Google is on a collision course with regulators over search. If they are seen to be taking yet more content and knowledge from websites and "republishing" it they are going to find themselves with large fines and sanctions.
I think they are too "big" to really push AI, it needs smaller companies willing to take a higher risk.
It's an interesting conundrum because facts aren't copyrightable, but in a world with intelligent language models that can ingest facts and spit them back out in whatever phrasing or format is most useful to the user, facts are also the only valuable part of such websites.
On the flip side, trying to make facts copyrightable seems like a terrible idea for all sorts of reasons.
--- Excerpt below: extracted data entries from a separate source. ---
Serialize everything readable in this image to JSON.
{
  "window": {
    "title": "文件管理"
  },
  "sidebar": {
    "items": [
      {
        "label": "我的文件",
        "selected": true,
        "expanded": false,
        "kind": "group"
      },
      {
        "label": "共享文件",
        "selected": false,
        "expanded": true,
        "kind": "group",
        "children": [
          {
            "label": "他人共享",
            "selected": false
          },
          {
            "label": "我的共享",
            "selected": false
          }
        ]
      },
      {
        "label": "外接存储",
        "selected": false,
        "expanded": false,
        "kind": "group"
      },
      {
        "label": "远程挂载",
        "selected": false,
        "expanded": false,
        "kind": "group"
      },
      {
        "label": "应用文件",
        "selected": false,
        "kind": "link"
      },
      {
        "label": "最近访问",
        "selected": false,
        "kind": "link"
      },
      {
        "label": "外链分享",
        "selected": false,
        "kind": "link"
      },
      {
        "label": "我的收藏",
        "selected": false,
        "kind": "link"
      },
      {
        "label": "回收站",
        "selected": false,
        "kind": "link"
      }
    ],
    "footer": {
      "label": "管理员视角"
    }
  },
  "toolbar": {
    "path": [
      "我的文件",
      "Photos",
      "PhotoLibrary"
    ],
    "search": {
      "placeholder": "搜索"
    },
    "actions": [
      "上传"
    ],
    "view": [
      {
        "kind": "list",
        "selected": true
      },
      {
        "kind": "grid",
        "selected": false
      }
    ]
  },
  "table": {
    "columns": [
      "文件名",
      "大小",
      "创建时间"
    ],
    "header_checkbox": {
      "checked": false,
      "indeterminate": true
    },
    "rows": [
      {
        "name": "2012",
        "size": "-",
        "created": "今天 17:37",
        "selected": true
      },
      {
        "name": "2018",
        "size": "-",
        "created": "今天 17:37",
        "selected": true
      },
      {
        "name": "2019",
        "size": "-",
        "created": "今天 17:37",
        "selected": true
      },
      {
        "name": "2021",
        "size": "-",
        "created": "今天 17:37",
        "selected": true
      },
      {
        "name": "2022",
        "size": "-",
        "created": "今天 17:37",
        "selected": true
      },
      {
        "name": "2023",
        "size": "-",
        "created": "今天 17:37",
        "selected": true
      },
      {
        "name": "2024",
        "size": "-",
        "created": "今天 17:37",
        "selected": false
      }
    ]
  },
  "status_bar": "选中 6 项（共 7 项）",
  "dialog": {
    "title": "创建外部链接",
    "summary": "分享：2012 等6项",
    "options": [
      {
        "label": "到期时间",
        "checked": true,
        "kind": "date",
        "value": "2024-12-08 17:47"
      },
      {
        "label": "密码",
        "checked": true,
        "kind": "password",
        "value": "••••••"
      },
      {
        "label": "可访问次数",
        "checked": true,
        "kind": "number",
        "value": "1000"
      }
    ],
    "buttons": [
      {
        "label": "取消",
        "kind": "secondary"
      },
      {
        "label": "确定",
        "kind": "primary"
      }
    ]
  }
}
For example, if facts were copyrightable, that would make online discussion of factual stories illegal, since it's hard to discuss a fact without revealing what it is. Also, it's not always clear who should get "credit" for a fact, since facts are by their very nature true independent of who first reported them.
Maybe journalism will eventually become similar to academia, where journalists are funded by governments and large corporations who have an interest in learning, and the resulting discoveries are (ideally) made freely available for everyone to access?
Fair. Moreover, what are search or even content websites for if Google gobble up all that knowledge and distil it out.
But with China, Russia and India lurking, perhaps Congress might drag their feet on reigning AI in. Google Cloud are now poised to be going for some pretty decent govt contracts.
I think they are too "big" to really push AI, it needs smaller companies willing to take a higher risk.